According to Wilson, manual scavenging is highest in Uttar Pradesh, followed by Madhya Pradesh, Bihar, J&K, Gujarat and Uttarakhand. In Southern states, the number of dry latrines may be less, but cleaning of septic tanks is there. Every town has septic tanks. To eradicate manual scavenging remodeling of town planning is also eminent. “There should be mechanised way of cleaning latrines, septic tanks, etc. Those who are now engaged in this practice should be repositioned in non-scavenging dignified occupations whether it is gardener, road making persons, etc. But the problem is that officials have the mentality of thinking about them around toilets only like suggesting to involve them in phenyl production, broom making, constructing toilets, etc.,” he added.

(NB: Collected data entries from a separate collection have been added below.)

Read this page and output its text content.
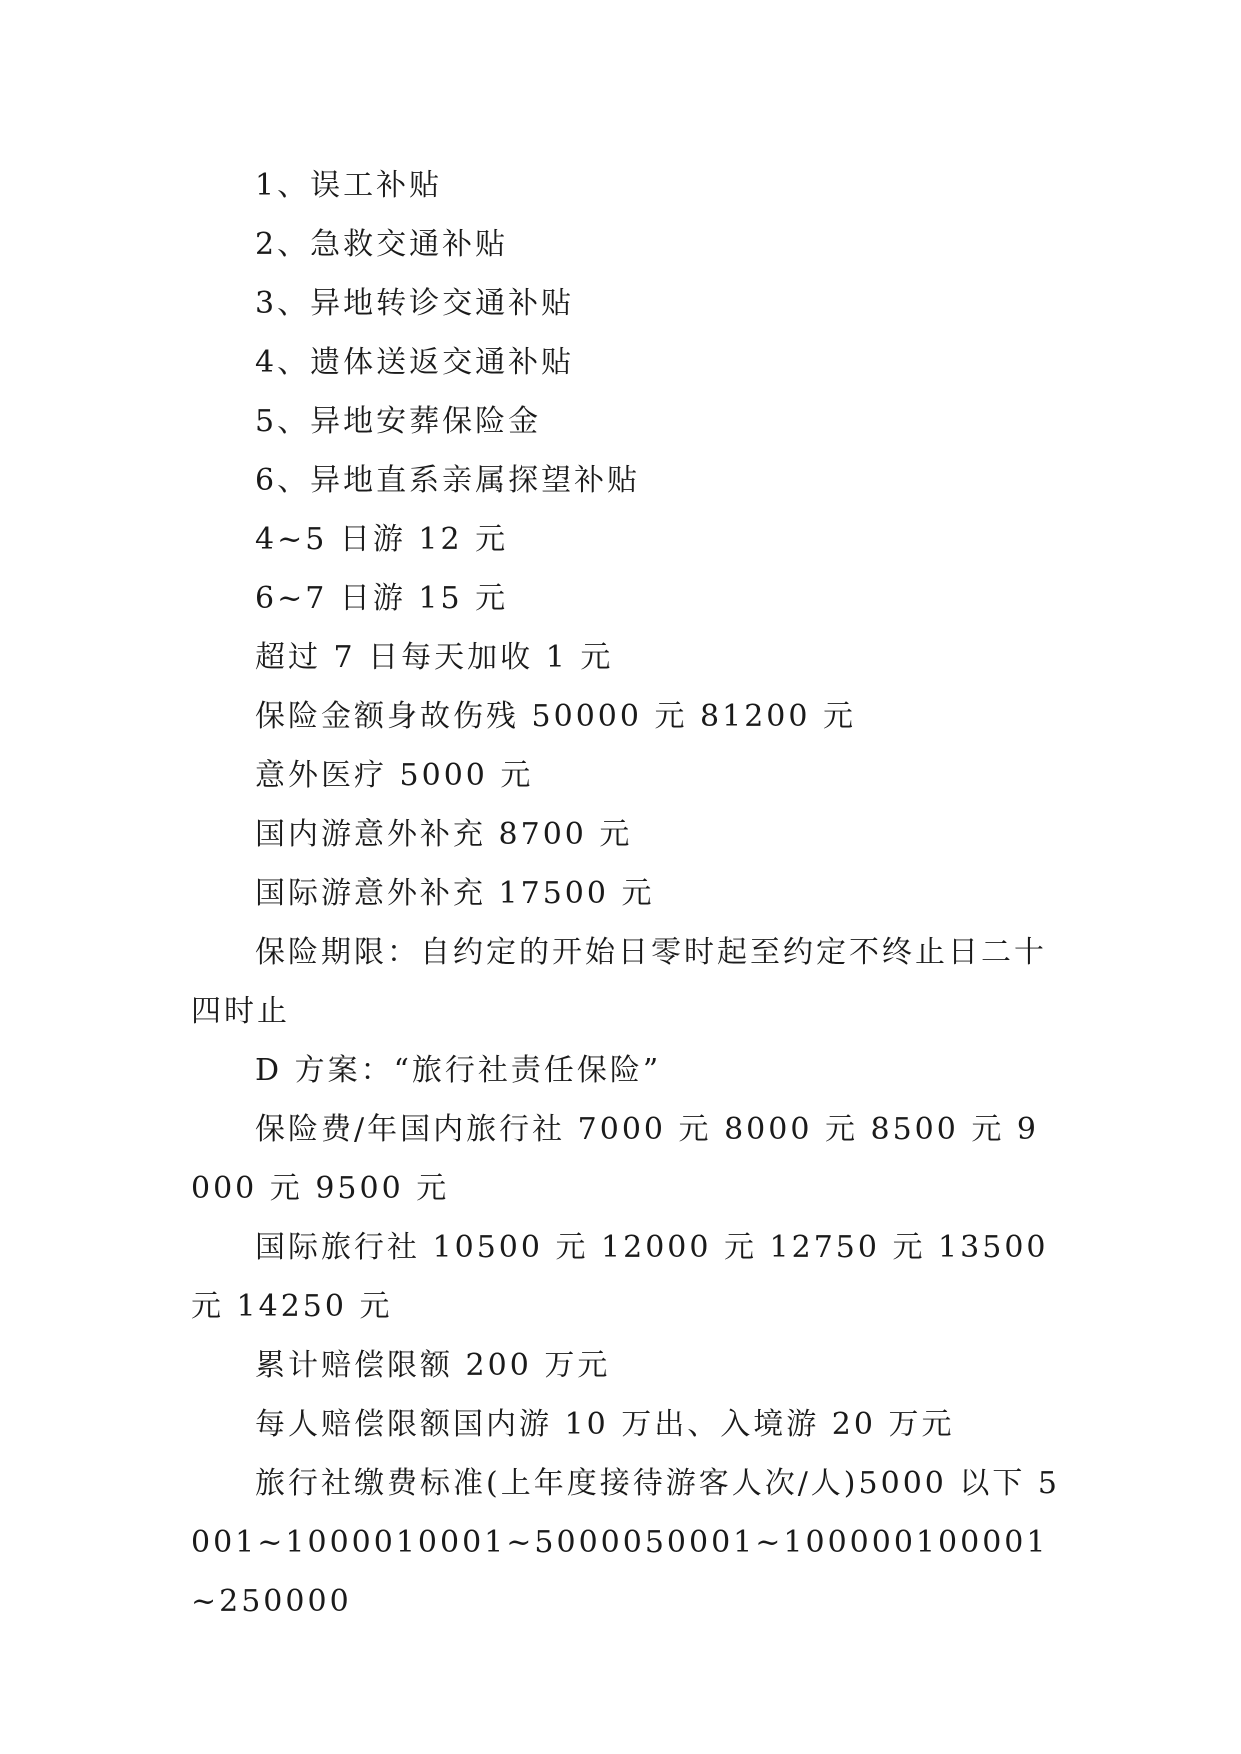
1、误工补贴

2、急救交通补贴

3、异地转诊交通补贴

4、遗体送返交通补贴

5、异地安葬保险金

6、异地直系亲属探望补贴

4~5 日游 12 元

6~7 日游 15 元

超过 7 日每天加收 1 元

保险金额身故伤残 50000 元 81200 元

意外医疗 5000 元

国内游意外补充 8700 元

国际游意外补充 17500 元

保险期限：自约定的开始日零时起至约定不终止日二十四时止

D 方案：“旅行社责任保险”

保险费/年国内旅行社 7000 元 8000 元 8500 元 9000 元 9500 元

国际旅行社 10500 元 12000 元 12750 元 13500 元 14250 元

累计赔偿限额 200 万元

每人赔偿限额国内游 10 万出、入境游 20 万元

旅行社缴费标准(上年度接待游客人次/人)5000 以下 5001~1000010001~5000050001~100000100001~250000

In the country where, for many, caste still dictates the profession and life, changing one’s ‘destiny’ is not that easy. “Hoping to find a job, I registered my name at employment exchange. They heard my caste and automatically registered my name for sweeping and scavenging jobs,” recalled Wilson. Therefore, the change in mindset is required at many levels. Even those, for whom Wilson is fighting, were not ready to join him. “It took about two decades for me to persuade these people. In the beginning they thought I am trying to snatch their jobs. But now not only they but other people too have understood us. We want the researchers, intellectuals and scientist should collectively find solution to this problem. After all when we have made so many advancements in different fields including the kitchen, then why can’t we think on similar advancements for cleaning the toilets also,” he says.

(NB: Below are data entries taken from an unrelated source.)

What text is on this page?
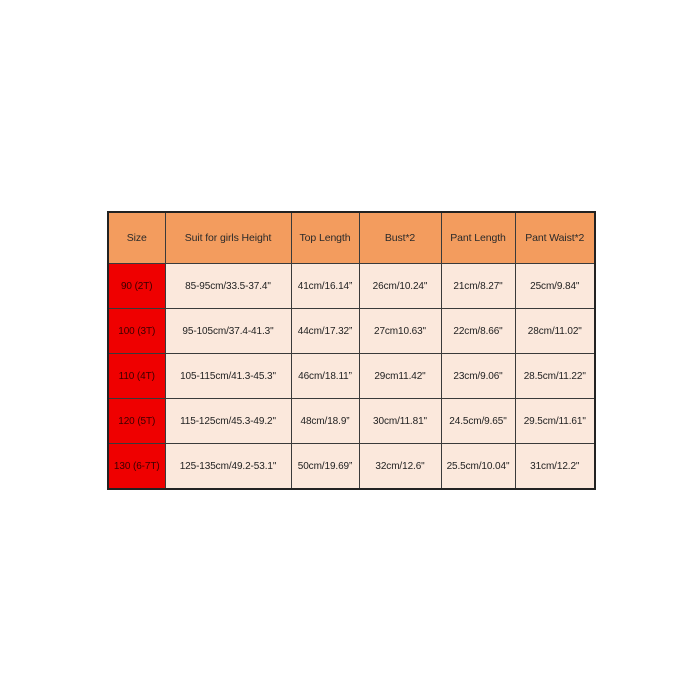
Size	Suit for girls Height	Top Length	Bust*2	Pant Length	Pant Waist*2
90 (2T)	85-95cm/33.5-37.4"	41cm/16.14”	26cm/10.24"	21cm/8.27"	25cm/9.84"
100 (3T)	95-105cm/37.4-41.3"	44cm/17.32”	27cm10.63"	22cm/8.66"	28cm/11.02"
110 (4T)	105-115cm/41.3-45.3"	46cm/18.11”	29cm11.42"	23cm/9.06"	28.5cm/11.22"
120 (5T)	115-125cm/45.3-49.2"	48cm/18.9”	30cm/11.81"	24.5cm/9.65"	29.5cm/11.61"
130 (6-7T)	125-135cm/49.2-53.1"	50cm/19.69”	32cm/12.6"	25.5cm/10.04"	31cm/12.2"
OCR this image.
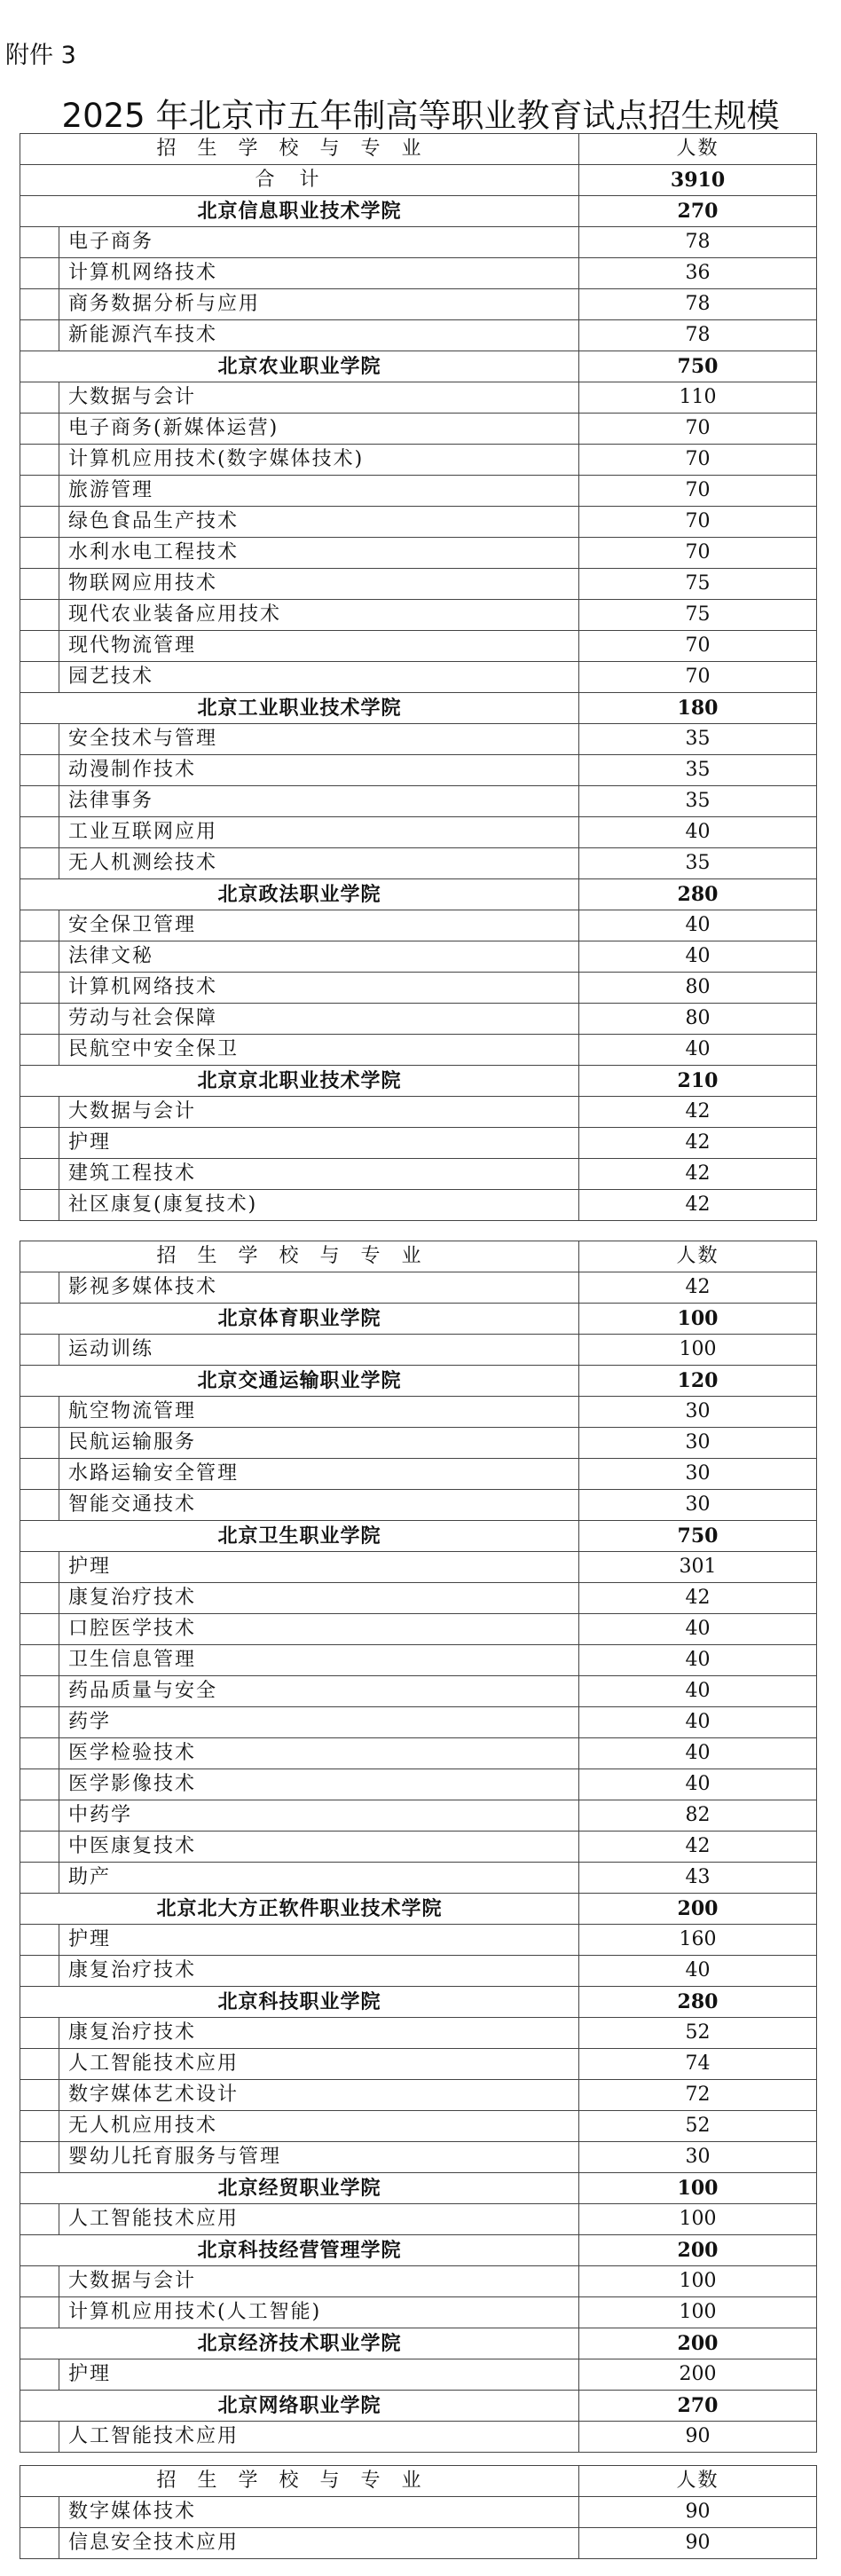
附件 3
2025 年北京市五年制高等职业教育试点招生规模
招生学校与专业		人数
合计		3910
北京信息职业技术学院		270
	电子商务	78
	计算机网络技术	36
	商务数据分析与应用	78
	新能源汽车技术	78
北京农业职业学院		750
	大数据与会计	110
	电子商务(新媒体运营)	70
	计算机应用技术(数字媒体技术)	70
	旅游管理	70
	绿色食品生产技术	70
	水利水电工程技术	70
	物联网应用技术	75
	现代农业装备应用技术	75
	现代物流管理	70
	园艺技术	70
北京工业职业技术学院		180
	安全技术与管理	35
	动漫制作技术	35
	法律事务	35
	工业互联网应用	40
	无人机测绘技术	35
北京政法职业学院		280
	安全保卫管理	40
	法律文秘	40
	计算机网络技术	80
	劳动与社会保障	80
	民航空中安全保卫	40
北京京北职业技术学院		210
	大数据与会计	42
	护理	42
	建筑工程技术	42
	社区康复(康复技术)	42
招生学校与专业		人数
	影视多媒体技术	42
北京体育职业学院		100
	运动训练	100
北京交通运输职业学院		120
	航空物流管理	30
	民航运输服务	30
	水路运输安全管理	30
	智能交通技术	30
北京卫生职业学院		750
	护理	301
	康复治疗技术	42
	口腔医学技术	40
	卫生信息管理	40
	药品质量与安全	40
	药学	40
	医学检验技术	40
	医学影像技术	40
	中药学	82
	中医康复技术	42
	助产	43
北京北大方正软件职业技术学院		200
	护理	160
	康复治疗技术	40
北京科技职业学院		280
	康复治疗技术	52
	人工智能技术应用	74
	数字媒体艺术设计	72
	无人机应用技术	52
	婴幼儿托育服务与管理	30
北京经贸职业学院		100
	人工智能技术应用	100
北京科技经营管理学院		200
	大数据与会计	100
	计算机应用技术(人工智能)	100
北京经济技术职业学院		200
	护理	200
北京网络职业学院		270
	人工智能技术应用	90
招生学校与专业		人数
	数字媒体技术	90
	信息安全技术应用	90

Not only the people involved in manual scavenging but also the issue itself seem to be untouchable as not many voluntary organisations have come forward to take up the task. Laws are already there, but the implementation has been so poor that the officials responsible for rehabilitating these people, take months, even years some times, to release the financial help for those who want to take up any other occupation. “Each government has offered various types of packages for it. But the officials have not been very keen to actually help. What is needed is accountability in the bureaucracy and willpower at the political level. If the head of the government takes interest, the practice can be eradicated within 60 days and India can be declared free from manual scavenging,” adds Wilson.
Sometime back the CAG after evaluating the ‘National Scheme for Liberation and Rehabilitation of Scavengers and their Dependents’ revealed that the Scheme “failed to achieve its objectives even after 10 years of implementation involving investment of more than Rs. 600 crores”. It further pointed out that although funds were available for implementation of the Scheme, much of it were unspent or underutilised. The Committees set up for monitoring the Scheme too were non-functional. What is needed is not just ‘liberation’ from this inhuman practice, but their proper rehabilitation by providing them training in livelihood skills. While disposing off a petition filed by Safai Karmachari Andolan and others, the Supreme Court bench of Justice P Sathasivam, Justice Ranjan Gogoi and justice NV Ramana on March 27, 2014 also said the similar thing. One can only hope that the SC’s directions are respected and implemented.